Zeid Raad al-Hussein, in his first speech to the Human Rights Council in Geneva after taking up his four-year post on Sept. 1, described Syria as a bloodbath. He said the Islamic State group formed from the civil war’s chaos was an unprecedented force of violence against ethnic and religious groups that would be a sham if it were to establish a true state.
"They reveal only what a Takfiri state would look like, should this movement actually try to govern in the future," Zeid said, referring to an ideology that shuns anyone who doesn’t adhere to a stringent interpretation of Islam. "It would be a harsh, mean-spirited, house of blood, where no shade would be offered, nor shelter given, to any non-Takfiri in their midst."
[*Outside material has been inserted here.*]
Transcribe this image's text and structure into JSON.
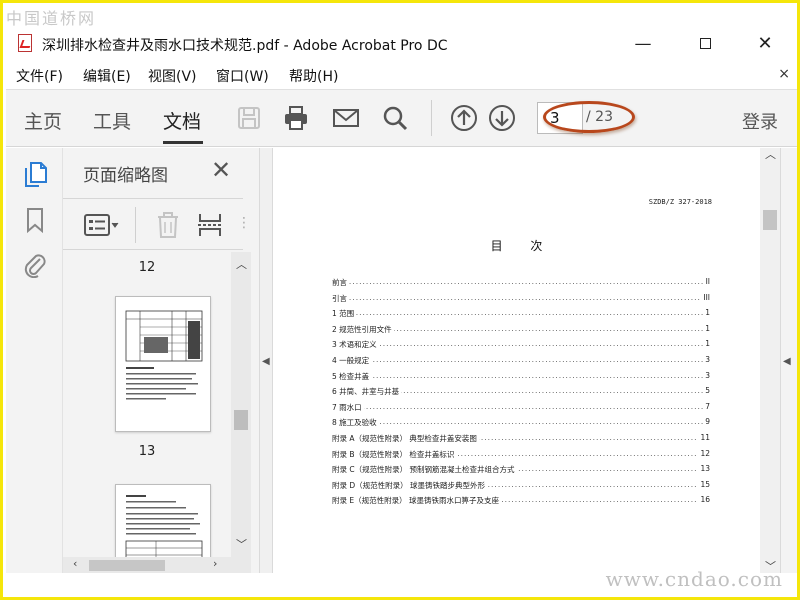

The veteran diplomat and campaigner for international justice also described the Islamic State group’s rampage as it seizes huge areas of land along the Syria-Iraq border to establish a self-styled caliphate as an "absolute and deliberate" affront to human rights.
"The scale of its use of brute violence against ethnic and religious groups is unprecedented," he told diplomats on the 47-nation council. "This ancient civilization has devolved into a slaughterhouse, where children are tortured in front of their parents or executed in public."
Zeid, the first U.N. human rights chief from the Muslim and Arab worlds, also told the council at least 3,000 people have been killed since mid-April in Ukraine. His office later explained that the death toll, now at 3,027, represents an update from its previous count and includes the 298 killed in the Malaysia Airlines crash.